We’re Happier if We Pay Someone Else to Do Our Chores

Photo credit: jarmoluk, CC0 Public Domain.

This week, on the Washington Post:

One surprising way money can buy happiness, according to scientists

No, the “one surprising way money can buy happiness” isn’t experiences. (We’re no longer surprised by that.) Instead, it’s paying people to do certain types of experiences for you.

According to a study published Monday in the journal PNAS, people who buy time by paying someone to complete household tasks are more satisfied with life. And it’s not just wealthy people. Across a range of incomes, careers and countries, timesaving purchases were correlated with less time-related stress and more positive feelings.

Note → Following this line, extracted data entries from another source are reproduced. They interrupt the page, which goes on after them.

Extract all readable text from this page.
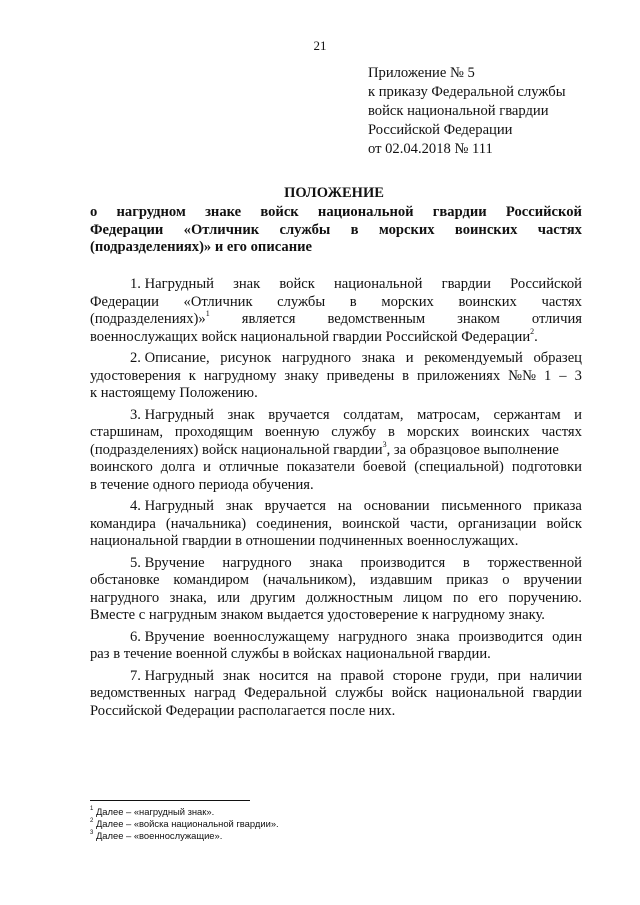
21
Приложение № 5
к приказу Федеральной службы
войск национальной гвардии
Российской Федерации
от 02.04.2018 № 111
ПОЛОЖЕНИЕ
о нагрудном знаке войск национальной гвардии Российской
Федерации «Отличник службы в морских воинских частях
(подразделениях)» и его описание
1. Нагрудный знак войск национальной гвардии Российской
Федерации «Отличник службы в морских воинских частях
(подразделениях)»$^1$ является ведомственным знаком отличия
военнослужащих войск национальной гвардии Российской Федерации$^2$.
2. Описание, рисунок нагрудного знака и рекомендуемый образец
удостоверения к нагрудному знаку приведены в приложениях №№ 1 – 3
к настоящему Положению.
3. Нагрудный знак вручается солдатам, матросам, сержантам и
старшинам, проходящим военную службу в морских воинских частях
(подразделениях) войск национальной гвардии$^3$, за образцовое выполнение
воинского долга и отличные показатели боевой (специальной) подготовки
в течение одного периода обучения.
4. Нагрудный знак вручается на основании письменного приказа
командира (начальника) соединения, воинской части, организации войск
национальной гвардии в отношении подчиненных военнослужащих.
5. Вручение нагрудного знака производится в торжественной
обстановке командиром (начальником), издавшим приказ о вручении
нагрудного знака, или другим должностным лицом по его поручению.
Вместе с нагрудным знаком выдается удостоверение к нагрудному знаку.
6. Вручение военнослужащему нагрудного знака производится один
раз в течение военной службы в войсках национальной гвардии.
7. Нагрудный знак носится на правой стороне груди, при наличии
ведомственных наград Федеральной службы войск национальной гвардии
Российской Федерации располагается после них.
$^1$ Далее – «нагрудный знак».
$^2$ Далее – «войска национальной гвардии».
$^3$ Далее – «военнослужащие».
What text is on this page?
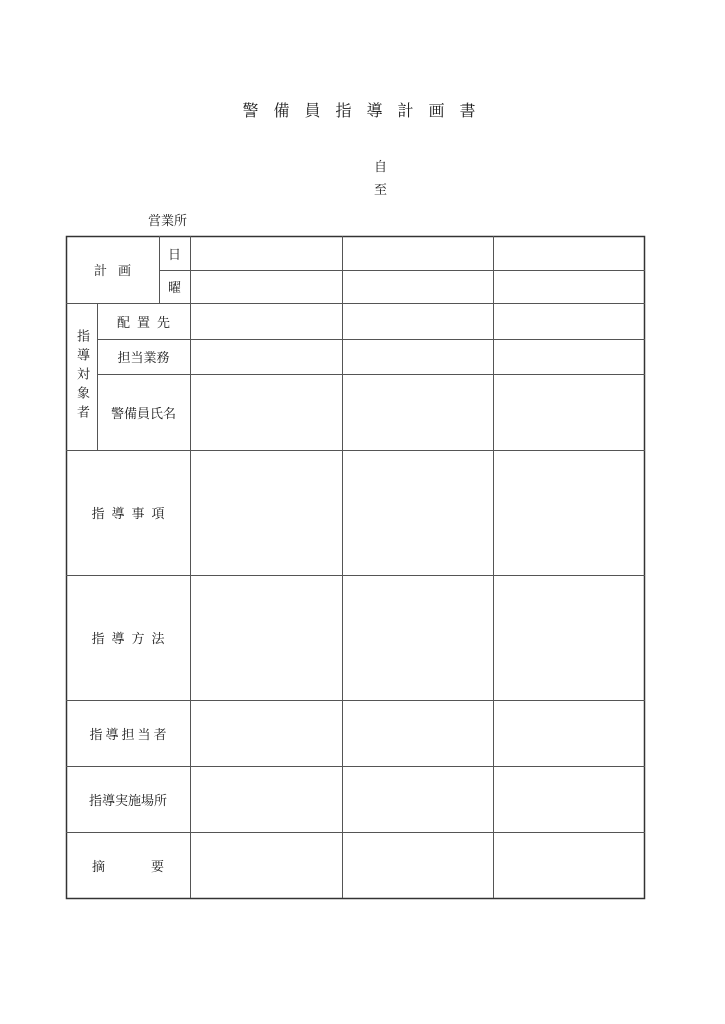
警備員指導計画書
自
至
営業所
計画
日
曜
指導対象者
配置先
担当業務
警備員氏名
指導事項
指導方法
指導担当者
指導実施場所
摘要
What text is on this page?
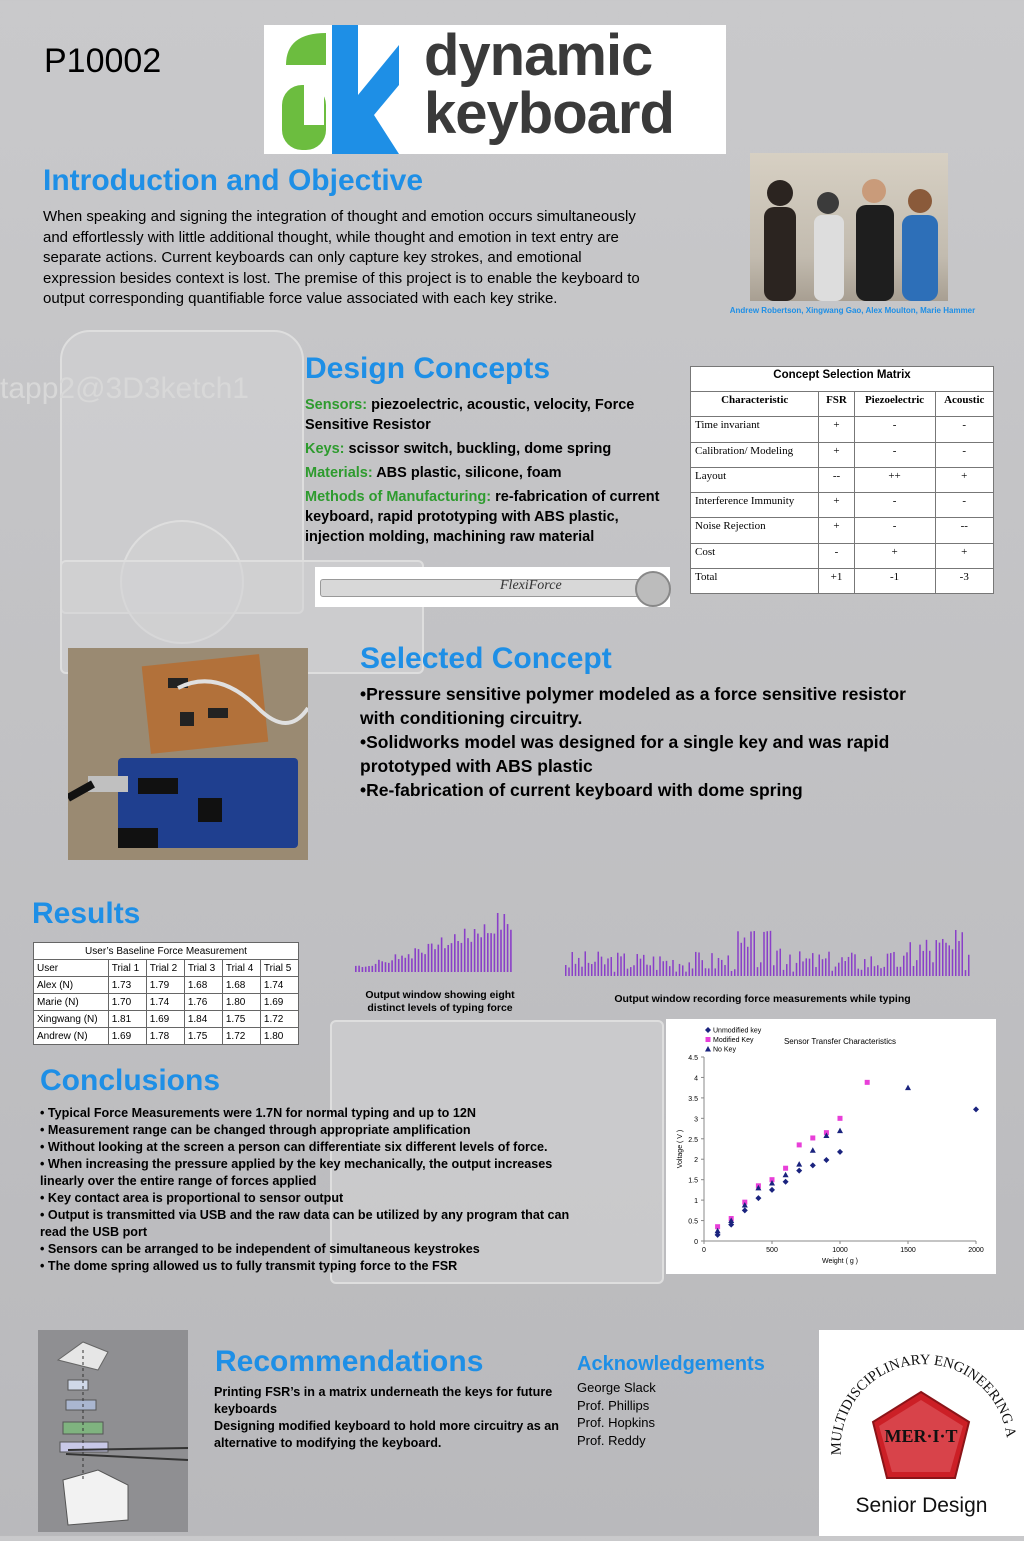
tapp2@3D3ketch1
P10002	dynamic
keyboard
Introduction and Objective
When speaking and signing the integration of thought and emotion occurs simultaneously and effortlessly with little additional thought, while thought and emotion in text entry are separate actions. Current keyboards can only capture key strokes, and emotional expression besides context is lost. The premise of this project is to enable the keyboard to output corresponding quantifiable force value associated with each key strike.
Andrew Robertson, Xingwang Gao, Alex Moulton, Marie Hammer
Design Concepts
Sensors: piezoelectric, acoustic, velocity, Force Sensitive Resistor
Keys: scissor switch, buckling, dome spring
Materials: ABS plastic, silicone, foam
Methods of Manufacturing: re-fabrication of current keyboard, rapid prototyping with ABS plastic, injection molding, machining raw material
FlexiForce
Concept Selection Matrix			
Characteristic	FSR	Piezoelectric	Acoustic
Time invariant	+	-	-
Calibration/ Modeling	+	-	-
Layout	--	++	+
Interference Immunity	+	-	-
Noise Rejection	+	-	--
Cost	-	+	+
Total	+1	-1	-3
Selected Concept
•Pressure sensitive polymer modeled as a force sensitive resistor with conditioning circuitry.
•Solidworks model was designed for a single key and was rapid prototyped with ABS plastic
•Re-fabrication of current keyboard with dome spring
Results
User’s Baseline Force Measurement					
User	Trial 1	Trial 2	Trial 3	Trial 4	Trial 5
Alex (N)	1.73	1.79	1.68	1.68	1.74
Marie (N)	1.70	1.74	1.76	1.80	1.69
Xingwang (N)	1.81	1.69	1.84	1.75	1.72
Andrew (N)	1.69	1.78	1.75	1.72	1.80
Output window showing eight distinct levels of typing force
Output window recording force measurements while typing
0
0.5
1
1.5
2
2.5
3
3.5
4
4.5
0	500	1000	1500	2000
Sensor Transfer Characteristics
Weight ( g )
Voltage ( V )
Unmodified key
Modified Key
No Key
Conclusions
• Typical Force Measurements were 1.7N for normal typing and up to 12N
• Measurement range can be changed through appropriate amplification
• Without looking at the screen a person can differentiate six different levels of force.
• When increasing the pressure applied by the key mechanically, the output increases linearly over the entire range of forces applied
• Key contact area is proportional to sensor output
• Output is transmitted via USB and the raw data can be utilized by any program that can read the USB port
• Sensors can be arranged to be independent of simultaneous keystrokes
• The dome spring allowed us to fully transmit typing force to the FSR
Recommendations
Printing FSR’s in a matrix underneath the keys for future keyboards
Designing modified keyboard to hold more circuitry as an alternative to modifying the keyboard.
Acknowledgements
George Slack
Prof. Phillips
Prof. Hopkins
Prof. Reddy
MULTIDISCIPLINARY ENGINEERING A
MER·I·T
Senior Design
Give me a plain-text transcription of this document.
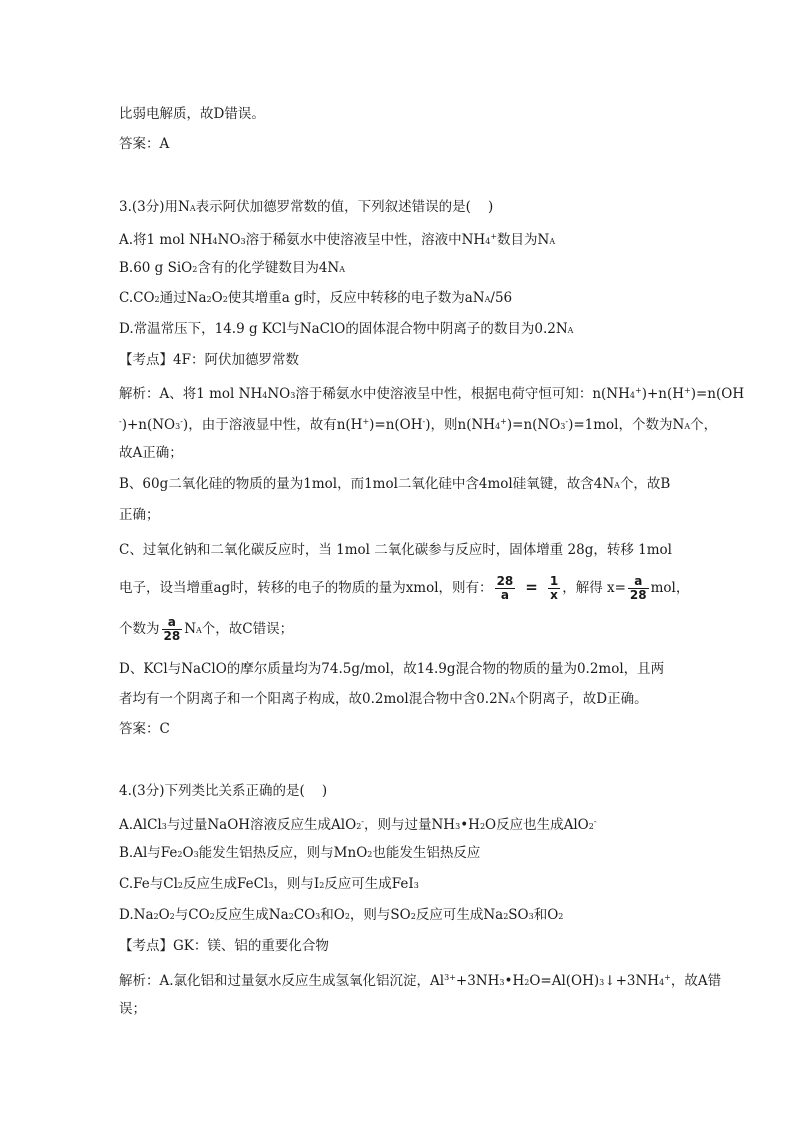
比弱电解质，故D错误。
答案：A
3.(3分)用NA表示阿伏加德罗常数的值，下列叙述错误的是(    )
A.将1 mol NH4NO3溶于稀氨水中使溶液呈中性，溶液中NH4+数目为NA
B.60 g SiO2含有的化学键数目为4NA
C.CO2通过Na2O2使其增重a g时，反应中转移的电子数为aNA/56
D.常温常压下，14.9 g KCl与NaClO的固体混合物中阴离子的数目为0.2NA
【考点】4F：阿伏加德罗常数
解析：A、将1 mol NH4NO3溶于稀氨水中使溶液呈中性，根据电荷守恒可知：n(NH4+)+n(H+)=n(OH
-)+n(NO3-)，由于溶液显中性，故有n(H+)=n(OH-)，则n(NH4+)=n(NO3-)=1mol，个数为NA个，
故A正确；
B、60g二氧化硅的物质的量为1mol，而1mol二氧化硅中含4mol硅氧键，故含4NA个，故B
正确；
C、过氧化钠和二氧化碳反应时，当 1mol 二氧化碳参与反应时，固体增重 28g，转移 1mol
电子，设当增重ag时，转移的电子的物质的量为xmol，则有： $\frac{28}{a} = \frac{1}{x}$ ，解得 $x= \frac{a}{28}$ mol，
个数为 $\frac{a}{28}$ NA个，故C错误；
D、KCl与NaClO的摩尔质量均为74.5g/mol，故14.9g混合物的物质的量为0.2mol，且两
者均有一个阴离子和一个阳离子构成，故0.2mol混合物中含0.2NA个阴离子，故D正确。
答案：C
4.(3分)下列类比关系正确的是(    )
A.AlCl3与过量NaOH溶液反应生成AlO2-，则与过量NH3•H2O反应也生成AlO2-
B.Al与Fe2O3能发生铝热反应，则与MnO2也能发生铝热反应
C.Fe与Cl2反应生成FeCl3，则与I2反应可生成FeI3
D.Na2O2与CO2反应生成Na2CO3和O2，则与SO2反应可生成Na2SO3和O2
【考点】GK：镁、铝的重要化合物
解析：A.氯化铝和过量氨水反应生成氢氧化铝沉淀，$Al^{3+}+3NH3•H2O=Al(OH)3↓+3NH4^+$，故A错
误；
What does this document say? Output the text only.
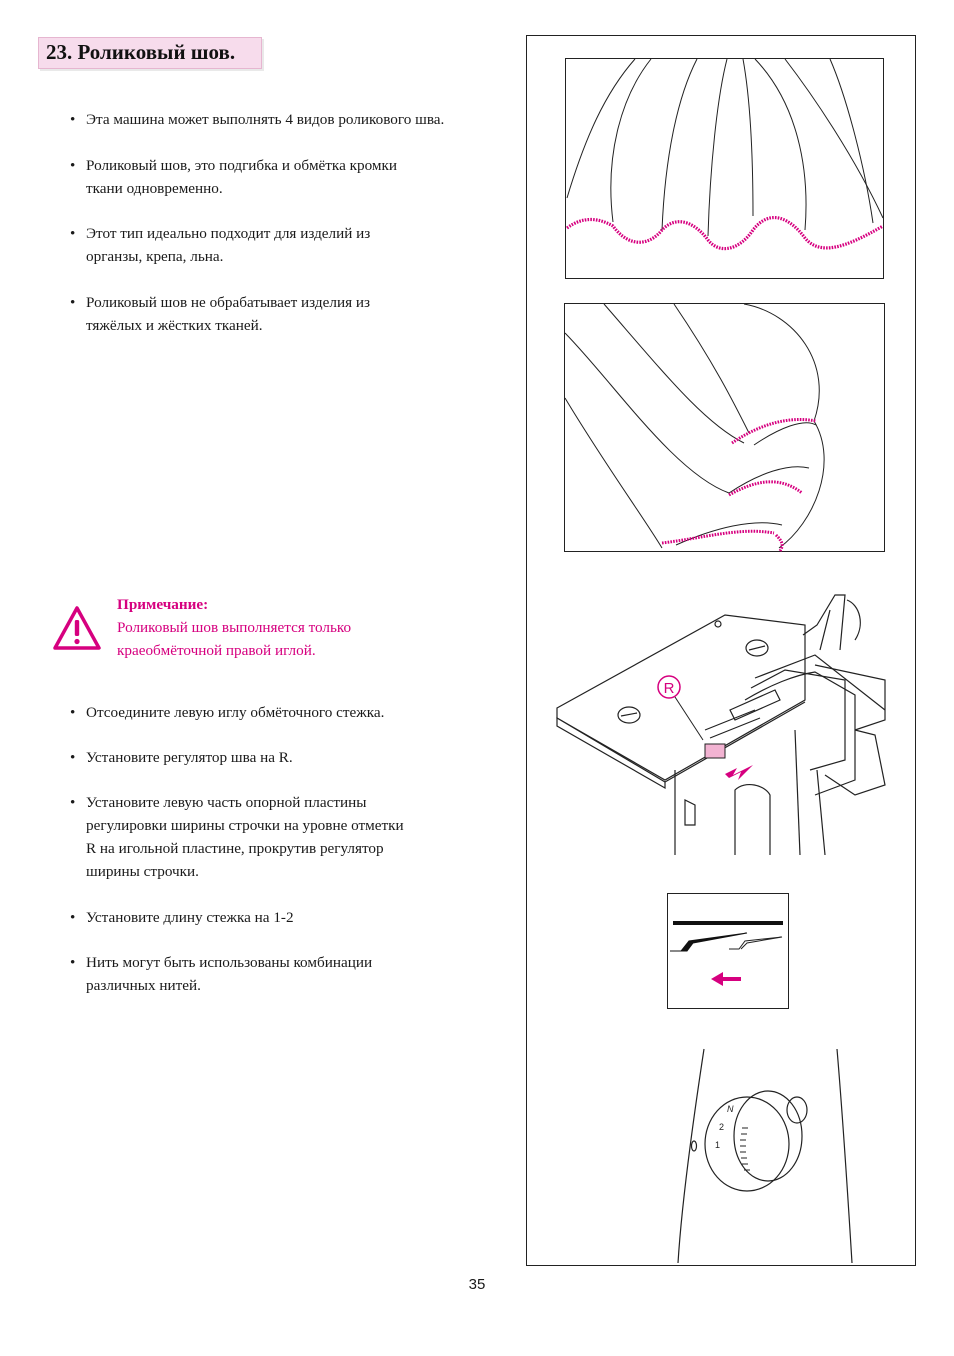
23. Роликовый шов.
• Эта машина может выполнять 4 видов роликового шва.
• Роликовый шов, это подгибка и обмётка кромки
ткани одновременно.
• Этот тип идеально подходит для изделий из
органзы, крепа, льна.
• Роликовый шов не обрабатывает изделия из
тяжёлых и жёстких тканей.
Примечание:
Роликовый шов выполняется только
краеобмёточной правой иглой.
• Отсоедините левую иглу обмёточного стежка.
• Установите регулятор шва на R.
• Установите левую часть опорной пластины
регулировки ширины строчки на уровне отметки
R на игольной пластине, прокрутив регулятор
ширины строчки.
• Установите длину стежка на 1-2
• Нить могут быть использованы комбинации
различных нитей.
R
N
2
1
35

Yet the researchers’ surveys showed that very few individuals think to spend money in this way.

Really? Very few people think to spend money to “outsource household tasks such as cooking, shopping and general maintenance”? We’re just sitting at home, with our stacks of bills and our oh-so-indulgent Netflix subscriptions, not thinking about how we could be happier if we paid people to cook and shop for us?

It’s time to go to the source, as usual.

Buying time promotes happiness

Despite rising incomes, people around the world are feeling increasingly pressed for time, undermining well-being. We show that the time famine of modern life can be reduced by using money to buy time. Surveys of large, diverse samples from four countries reveal that spending money on time-saving services is linked to greater life satisfaction. To establish causality, we show that working adults report greater happiness after spending money on a time-saving purchase than on a material purchase. This research reveals a previously unexamined route from wealth to well-being: spending money to buy free time.

How is this previously unexamined? I could link to four articles about the time cost of low incomes right now, and another two describing how many Americans, regardless of income level, are working more than 40 hours per week.

Or I could just quote that tweet thread from the talking avocado:

The idea that people with more money can buy free time is not new, y’all.

Also, the PNAS study began by surveying Mechanical Turk workers, which… look, I’ve been a Turker before, and it was when I needed money so badly that I was willing to sell 15 minutes of my time to take a survey that paid $1.00. (Or to spend two hours doing three-minute tasks that paid 15 cents each.)

Later, they survey “adults from Canada, the United States, Denmark, The Netherlands, and a large sample of Dutch millionaires,” and offer groups of people the opportunity to spend $40 on something that saves time, spend another $40 on a “material purchase,” and compare happiness levels.

This study is… kind of bizarre, really. Here’s an excerpt:

Despite the potential benefits of buying time, many respondents allocated no discretionary income to buying time, even when they could afford it: just under half of the 818 millionaires that we surveyed spent no money outsourcing disliked tasks. Our initial surveys used a narrow definition of buying time (“outsourcing disliked tasks”), but even when we broadened our definition in our preregistered survey study, half of our respondents still reported not using any money on “purchases that save time.” Of course, some participants may have failed to accurately remember or construe how their recent purchases might have saved them time. Therefore, we asked an additional sample of 98 working adults how they would spend a windfall of $40 (using the identical prompt and the identical participant population from our experiment), and asked them to describe the intention of the purchase. Only 2.0% spontaneously reported that they would make a time-saving purchase (see SI Appendix, Additional Results for study 9).

Only 2 percent of people said they’d spend a $40 windfall on a time-saving purchase, which makes sense when you think about how much time you can actually save with just $40. That’s… a round-trip on Uber instead of taking the bus (or instead of driving and finding/paying for parking). It might be two hours with a housecleaning service, but you also have to do the work of identifying and vetting the service and having that initial conversation with the housecleaner and hanging around while your house is being cleaned.

Anyway. It seems obvious, from my nonscientific perspective, that the reason most of us don’t think of using money to save time is because we don’t have enough discretionary income to save large amounts of time. (Also, because we might have concerns about buying up other people’s lifetimes to do our chores. Finding ethical housekeeping services that pay living wages, for example, is a task in itself.)

And yes, we might experience “better well-being” if we had someone to do our cooking and cleaning and shopping for us, but—sorry, there’s only one way I can end this—at what cost?